Penitenciária Feminina de Sant'ana- Click para mais Foto

PFS


Também conhecida como Penitenciária Feminina de Sant'ana
Inaugurada em Dezembro de 2005, a Unidade Prisional Feminina de Santana, o maior complexo feminino da América Latina, não conseguiu concluir a obra prevista pela direção gestora anterior da SAP -Secretária de administração Penitenciária de São Paulo.

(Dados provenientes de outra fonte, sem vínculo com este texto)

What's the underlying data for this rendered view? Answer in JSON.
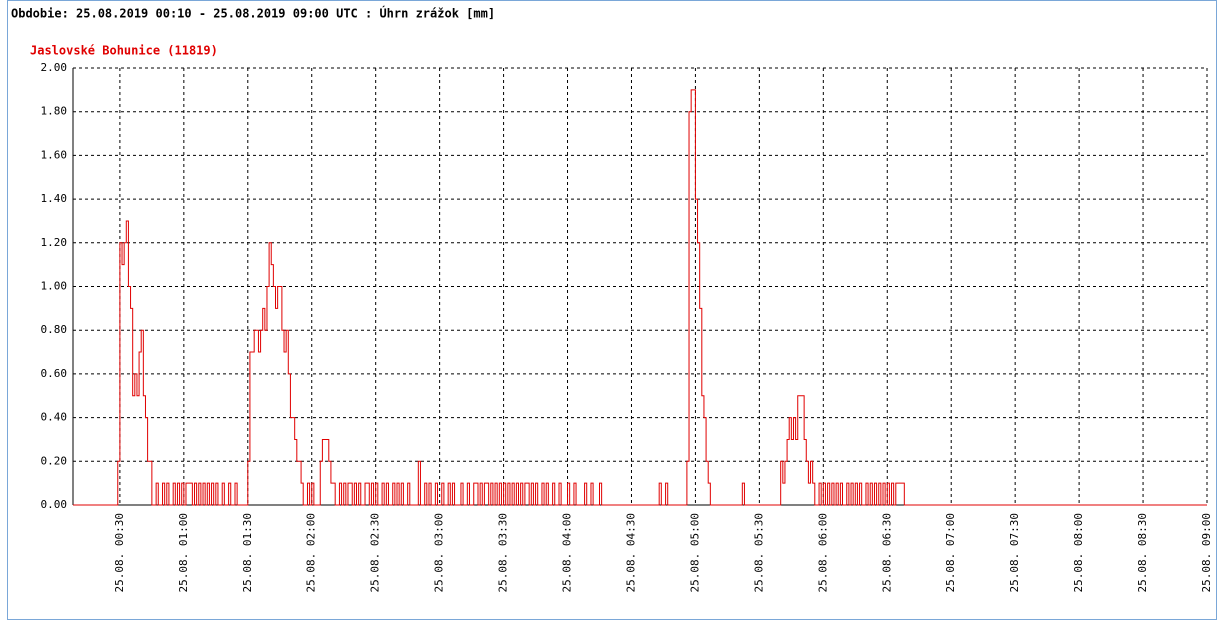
{
  "chart_data": {
    "type": "step",
    "title": "Obdobie: 25.08.2019 00:10 - 25.08.2019 09:00 UTC : Úhrn zrážok [mm]",
    "subtitle": "Jaslovské Bohunice (11819)",
    "color": "#e00000",
    "grid": true,
    "xlim": [
      8,
      540
    ],
    "ylim": [
      0,
      2
    ],
    "yticks": [
      {
        "value": 0,
        "label": "0.00"
      },
      {
        "value": 0.2,
        "label": "0.20"
      },
      {
        "value": 0.4,
        "label": "0.40"
      },
      {
        "value": 0.6,
        "label": "0.60"
      },
      {
        "value": 0.8,
        "label": "0.80"
      },
      {
        "value": 1,
        "label": "1.00"
      },
      {
        "value": 1.2,
        "label": "1.20"
      },
      {
        "value": 1.4,
        "label": "1.40"
      },
      {
        "value": 1.6,
        "label": "1.60"
      },
      {
        "value": 1.8,
        "label": "1.80"
      },
      {
        "value": 2,
        "label": "2.00"
      }
    ],
    "xticks": [
      {
        "value": 30,
        "label": "25.08. 00:30"
      },
      {
        "value": 60,
        "label": "25.08. 01:00"
      },
      {
        "value": 90,
        "label": "25.08. 01:30"
      },
      {
        "value": 120,
        "label": "25.08. 02:00"
      },
      {
        "value": 150,
        "label": "25.08. 02:30"
      },
      {
        "value": 180,
        "label": "25.08. 03:00"
      },
      {
        "value": 210,
        "label": "25.08. 03:30"
      },
      {
        "value": 240,
        "label": "25.08. 04:00"
      },
      {
        "value": 270,
        "label": "25.08. 04:30"
      },
      {
        "value": 300,
        "label": "25.08. 05:00"
      },
      {
        "value": 330,
        "label": "25.08. 05:30"
      },
      {
        "value": 360,
        "label": "25.08. 06:00"
      },
      {
        "value": 390,
        "label": "25.08. 06:30"
      },
      {
        "value": 420,
        "label": "25.08. 07:00"
      },
      {
        "value": 450,
        "label": "25.08. 07:30"
      },
      {
        "value": 480,
        "label": "25.08. 08:00"
      },
      {
        "value": 510,
        "label": "25.08. 08:30"
      },
      {
        "value": 540,
        "label": "25.08. 09:00"
      }
    ],
    "x": [
      8,
      29,
      30,
      31,
      32,
      33,
      34,
      35,
      36,
      37,
      38,
      39,
      40,
      41,
      42,
      43,
      45,
      47,
      48,
      50,
      51,
      52,
      53,
      55,
      56,
      57,
      58,
      59,
      60,
      61,
      64,
      65,
      66,
      67,
      68,
      69,
      70,
      71,
      72,
      73,
      74,
      75,
      76,
      78,
      79,
      81,
      82,
      84,
      85,
      90,
      91,
      93,
      95,
      96,
      97,
      98,
      99,
      100,
      101,
      102,
      103,
      104,
      106,
      107,
      108,
      109,
      110,
      112,
      113,
      115,
      116,
      118,
      119,
      120,
      121,
      124,
      125,
      128,
      129,
      131,
      133,
      134,
      135,
      136,
      137,
      139,
      140,
      141,
      142,
      143,
      145,
      147,
      148,
      149,
      150,
      151,
      153,
      154,
      155,
      156,
      158,
      159,
      160,
      161,
      162,
      163,
      165,
      166,
      170,
      171,
      173,
      174,
      175,
      176,
      178,
      179,
      181,
      182,
      184,
      185,
      186,
      187,
      190,
      191,
      193,
      194,
      196,
      198,
      199,
      200,
      201,
      203,
      204,
      205,
      206,
      207,
      208,
      209,
      210,
      211,
      212,
      213,
      214,
      215,
      216,
      217,
      218,
      219,
      220,
      222,
      223,
      224,
      225,
      226,
      228,
      229,
      230,
      231,
      233,
      234,
      236,
      237,
      240,
      241,
      243,
      244,
      248,
      249,
      251,
      252,
      255,
      256,
      283,
      284,
      286,
      287,
      296,
      297,
      298,
      300,
      301,
      302,
      303,
      304,
      305,
      306,
      307,
      322,
      323,
      340,
      341,
      342,
      343,
      344,
      345,
      346,
      347,
      348,
      351,
      352,
      353,
      354,
      355,
      356,
      358,
      359,
      360,
      361,
      362,
      363,
      364,
      365,
      366,
      367,
      368,
      369,
      371,
      372,
      373,
      374,
      375,
      376,
      377,
      378,
      380,
      381,
      382,
      383,
      384,
      385,
      386,
      387,
      388,
      389,
      390,
      391,
      392,
      393,
      394,
      398,
      540
    ],
    "values": [
      0,
      0.2,
      1.2,
      1.1,
      1.2,
      1.3,
      1.0,
      0.9,
      0.5,
      0.6,
      0.5,
      0.7,
      0.8,
      0.5,
      0.4,
      0.2,
      0,
      0.1,
      0,
      0.1,
      0,
      0.1,
      0,
      0.1,
      0,
      0.1,
      0,
      0.1,
      0,
      0.1,
      0,
      0.1,
      0,
      0.1,
      0,
      0.1,
      0,
      0.1,
      0,
      0.1,
      0,
      0.1,
      0,
      0.1,
      0,
      0.1,
      0,
      0.1,
      0,
      0.2,
      0.7,
      0.8,
      0.7,
      0.8,
      0.9,
      0.8,
      1.0,
      1.2,
      1.1,
      1.0,
      0.9,
      1.0,
      0.8,
      0.7,
      0.8,
      0.6,
      0.4,
      0.3,
      0.2,
      0.1,
      0,
      0.1,
      0,
      0.1,
      0,
      0.2,
      0.3,
      0.2,
      0.1,
      0,
      0.1,
      0,
      0.1,
      0,
      0.1,
      0,
      0.1,
      0,
      0.1,
      0,
      0.1,
      0,
      0.1,
      0,
      0.1,
      0,
      0.1,
      0,
      0.1,
      0,
      0.1,
      0,
      0.1,
      0,
      0.1,
      0,
      0.1,
      0,
      0.2,
      0,
      0.1,
      0,
      0.1,
      0,
      0.1,
      0,
      0.1,
      0,
      0.1,
      0,
      0.1,
      0,
      0.1,
      0,
      0.1,
      0,
      0.1,
      0,
      0.1,
      0,
      0.1,
      0,
      0.1,
      0,
      0.1,
      0,
      0.1,
      0,
      0.1,
      0,
      0.1,
      0,
      0.1,
      0,
      0.1,
      0,
      0.1,
      0,
      0.1,
      0,
      0.1,
      0,
      0.1,
      0,
      0.1,
      0,
      0.1,
      0,
      0.1,
      0,
      0.1,
      0,
      0.1,
      0,
      0.1,
      0,
      0.1,
      0,
      0.1,
      0,
      0.1,
      0,
      0.1,
      0,
      0.1,
      0,
      0.2,
      1.8,
      1.9,
      1.4,
      1.2,
      0.9,
      0.5,
      0.4,
      0.2,
      0.1,
      0,
      0.1,
      0,
      0.2,
      0.1,
      0.2,
      0.3,
      0.4,
      0.3,
      0.4,
      0.3,
      0.5,
      0.3,
      0.2,
      0.1,
      0.2,
      0.1,
      0,
      0.1,
      0,
      0.1,
      0,
      0.1,
      0,
      0.1,
      0,
      0.1,
      0,
      0.1,
      0,
      0.1,
      0,
      0.1,
      0,
      0.1,
      0,
      0.1,
      0,
      0.1,
      0,
      0.1,
      0,
      0.1,
      0,
      0.1,
      0,
      0.1,
      0,
      0.1,
      0,
      0.1,
      0,
      0.1,
      0,
      0
    ]
  }
}
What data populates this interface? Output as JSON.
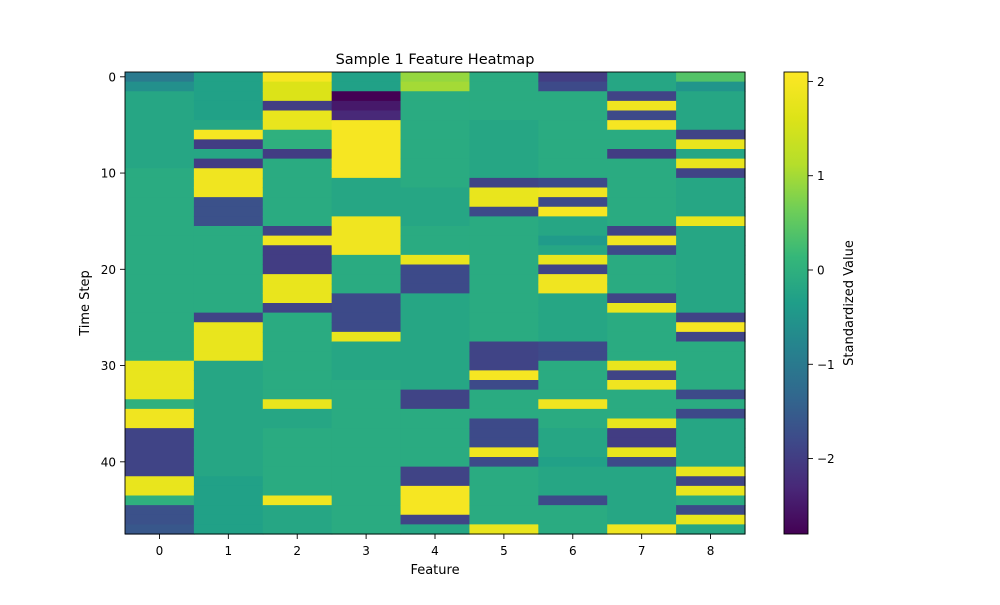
{
  "chart_data": {
    "type": "heatmap",
    "title": "Sample 1 Feature Heatmap",
    "xlabel": "Feature",
    "ylabel": "Time Step",
    "x_categories": [
      "0",
      "1",
      "2",
      "3",
      "4",
      "5",
      "6",
      "7",
      "8"
    ],
    "y_range": [
      0,
      47
    ],
    "y_ticks": [
      "0",
      "10",
      "20",
      "30",
      "40"
    ],
    "colorbar": {
      "label": "Standardized Value",
      "vmin": -2.8,
      "vmax": 2.1,
      "ticks": [
        "2",
        "1",
        "0",
        "−1",
        "−2"
      ],
      "colormap": "viridis"
    },
    "columns": [
      [
        -1.0,
        -0.6,
        -0.2,
        -0.2,
        -0.2,
        -0.2,
        -0.2,
        -0.2,
        -0.2,
        -0.2,
        -0.1,
        -0.1,
        -0.1,
        -0.1,
        -0.1,
        -0.1,
        -0.1,
        -0.1,
        -0.1,
        -0.1,
        -0.1,
        -0.1,
        -0.1,
        -0.1,
        -0.1,
        -0.1,
        -0.1,
        -0.1,
        -0.1,
        -0.1,
        1.8,
        1.8,
        1.8,
        1.8,
        0.0,
        1.9,
        1.9,
        -1.9,
        -1.9,
        -1.9,
        -1.9,
        -1.9,
        1.8,
        1.8,
        0.0,
        -1.7,
        -1.7,
        -1.6
      ],
      [
        -0.3,
        -0.3,
        -0.3,
        -0.3,
        -0.3,
        -0.2,
        2.0,
        -2.0,
        -0.2,
        -2.0,
        1.9,
        1.9,
        1.9,
        -1.7,
        -1.7,
        -1.7,
        -0.1,
        -0.1,
        -0.1,
        -0.1,
        -0.1,
        -0.1,
        -0.1,
        -0.1,
        -0.1,
        -1.9,
        1.8,
        1.8,
        1.8,
        1.8,
        -0.2,
        -0.2,
        -0.2,
        -0.2,
        -0.2,
        -0.2,
        -0.2,
        -0.2,
        -0.2,
        -0.2,
        -0.2,
        -0.2,
        -0.3,
        -0.3,
        -0.3,
        -0.3,
        -0.3,
        -0.3
      ],
      [
        2.0,
        1.6,
        1.6,
        -2.0,
        1.8,
        1.8,
        0.0,
        0.0,
        -2.0,
        -0.1,
        -0.1,
        -0.1,
        -0.1,
        -0.1,
        -0.1,
        -0.1,
        -1.9,
        1.9,
        -2.0,
        -2.0,
        -2.0,
        1.8,
        1.8,
        1.8,
        -1.9,
        -0.1,
        -0.1,
        -0.1,
        -0.1,
        -0.1,
        -0.1,
        -0.1,
        -0.1,
        -0.1,
        1.8,
        -0.2,
        -0.2,
        -0.1,
        -0.1,
        -0.1,
        -0.1,
        -0.1,
        -0.1,
        -0.1,
        1.9,
        -0.2,
        -0.2,
        -0.2
      ],
      [
        -0.3,
        -0.3,
        -2.8,
        -2.5,
        -2.3,
        2.0,
        2.0,
        2.0,
        2.0,
        2.0,
        2.0,
        -0.2,
        -0.2,
        -0.2,
        -0.2,
        1.9,
        1.9,
        1.9,
        1.9,
        -0.1,
        -0.1,
        -0.1,
        -0.1,
        -1.8,
        -1.8,
        -1.8,
        -1.8,
        1.8,
        -0.2,
        -0.2,
        -0.2,
        -0.2,
        -0.1,
        -0.1,
        -0.1,
        -0.1,
        -0.1,
        -0.1,
        -0.1,
        -0.1,
        -0.1,
        -0.1,
        -0.1,
        -0.1,
        -0.1,
        -0.1,
        -0.1,
        -0.1
      ],
      [
        0.9,
        1.0,
        -0.1,
        -0.1,
        -0.1,
        -0.1,
        -0.1,
        -0.1,
        -0.1,
        -0.1,
        -0.1,
        -0.1,
        -0.2,
        -0.2,
        -0.2,
        -0.2,
        -0.1,
        -0.1,
        -0.1,
        1.8,
        -1.8,
        -1.8,
        -1.8,
        -0.2,
        -0.2,
        -0.2,
        -0.2,
        -0.2,
        -0.2,
        -0.2,
        -0.2,
        -0.2,
        -0.2,
        -1.9,
        -1.9,
        -0.1,
        -0.1,
        -0.1,
        -0.1,
        -0.1,
        -0.1,
        -1.9,
        -1.9,
        2.0,
        2.0,
        2.0,
        -1.9,
        -0.2
      ],
      [
        -0.1,
        -0.1,
        -0.1,
        -0.1,
        -0.1,
        -0.2,
        -0.2,
        -0.2,
        -0.2,
        -0.2,
        -0.2,
        -1.9,
        1.8,
        1.8,
        -1.8,
        -0.1,
        -0.1,
        -0.1,
        -0.1,
        -0.1,
        -0.1,
        -0.1,
        -0.1,
        -0.1,
        -0.1,
        -0.1,
        -0.1,
        -0.1,
        -1.9,
        -1.9,
        -1.9,
        2.0,
        -1.8,
        -0.1,
        -0.1,
        -0.1,
        -1.8,
        -1.8,
        -1.8,
        1.9,
        -1.8,
        -0.1,
        -0.1,
        -0.1,
        -0.1,
        -0.1,
        -0.1,
        1.8
      ],
      [
        -2.0,
        -1.8,
        -0.1,
        -0.1,
        -0.1,
        -0.1,
        -0.1,
        -0.1,
        -0.1,
        -0.1,
        -0.1,
        -1.8,
        1.9,
        -1.8,
        2.0,
        -0.2,
        -0.2,
        -0.4,
        -0.2,
        1.8,
        -1.9,
        1.9,
        1.9,
        -0.2,
        -0.2,
        -0.2,
        -0.2,
        -0.2,
        -1.8,
        -1.8,
        -0.1,
        -0.1,
        -0.1,
        -0.1,
        1.9,
        -0.1,
        -0.1,
        -0.2,
        -0.2,
        -0.2,
        -0.3,
        -0.2,
        -0.2,
        -0.2,
        -1.8,
        -0.1,
        -0.1,
        -0.1
      ],
      [
        -0.2,
        -0.2,
        -1.9,
        1.9,
        -1.8,
        2.0,
        -0.1,
        -0.1,
        -2.0,
        -0.1,
        -0.1,
        -0.1,
        -0.1,
        -0.1,
        -0.1,
        -0.1,
        -1.9,
        1.9,
        -1.8,
        -0.1,
        -0.1,
        -0.1,
        -0.1,
        -1.9,
        1.8,
        -0.1,
        -0.1,
        -0.1,
        -0.1,
        -0.1,
        1.8,
        -1.9,
        1.9,
        -0.1,
        -0.1,
        -0.1,
        1.8,
        -2.0,
        -2.0,
        1.8,
        -1.8,
        -0.2,
        -0.2,
        -0.2,
        -0.2,
        -0.2,
        -0.2,
        1.9
      ],
      [
        0.4,
        -0.5,
        -0.2,
        -0.2,
        -0.2,
        -0.2,
        -1.9,
        1.8,
        -0.2,
        1.8,
        -1.9,
        -0.2,
        -0.2,
        -0.2,
        -0.2,
        1.8,
        -0.2,
        -0.2,
        -0.2,
        -0.2,
        -0.2,
        -0.2,
        -0.2,
        -0.2,
        -0.2,
        -1.9,
        2.0,
        -1.9,
        -0.1,
        -0.1,
        -0.1,
        -0.1,
        -0.1,
        -1.8,
        -0.1,
        -1.8,
        -0.2,
        -0.2,
        -0.2,
        -0.2,
        -0.2,
        1.8,
        -1.9,
        1.8,
        -0.1,
        -1.8,
        1.8,
        -0.2
      ]
    ]
  }
}
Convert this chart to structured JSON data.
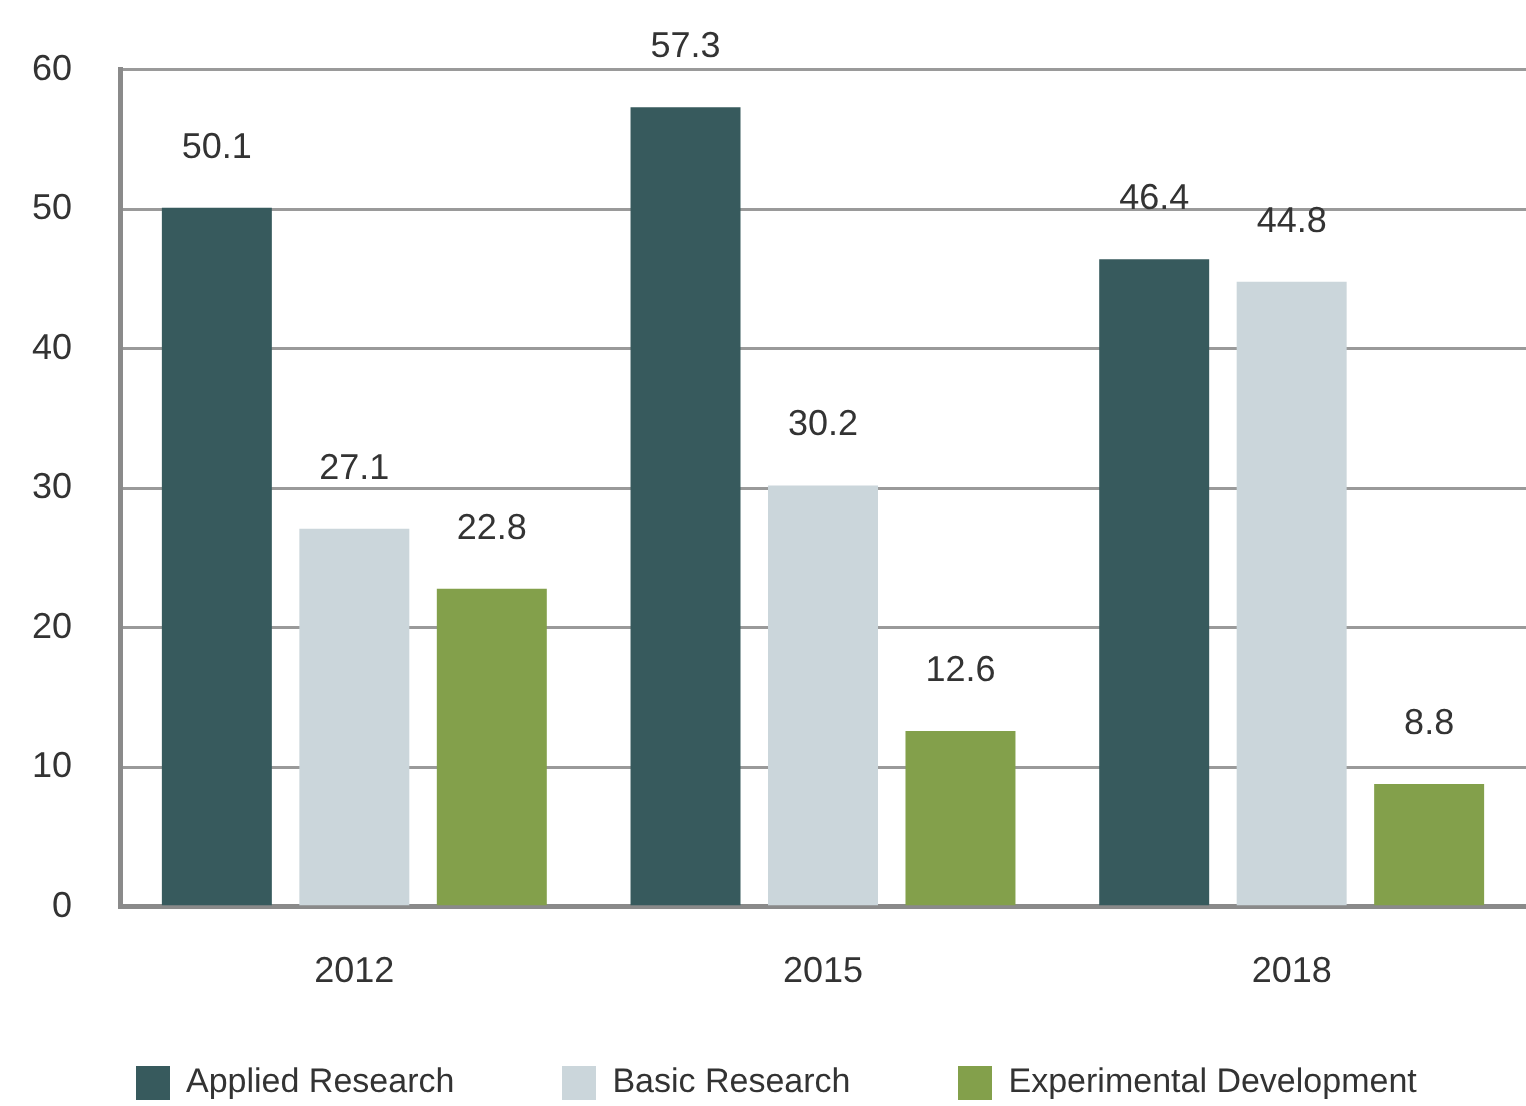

Embora, seja uma unidade com capacidade para acolher 2.500 (duas mil e quinhentas mulheres), nunca conseguiu manter-se com a massa carcerária que comportaria, sendo sempre excedida pelo crescente número de mulheres adentrando no crime e conseqüentemente presas, sendo estas então, recambiadas para aquela instituição prisional.

A Unidade, que até final de 2005, era a antiga PE (Penitenciária do Estado) unidade destinada aos sentenciados do sexo masculino, manteve em sua população na época que esteve ativa, casos polêmicos e famosos. Em 08/12/2004, Penitenciária do Estado foi desativada em São Paulo, o que repercutiu na mídia, por se tratar do maior presídio masculino de São Paulo, que até o último instante ainda manteve 48 sentenciados, aprisionados.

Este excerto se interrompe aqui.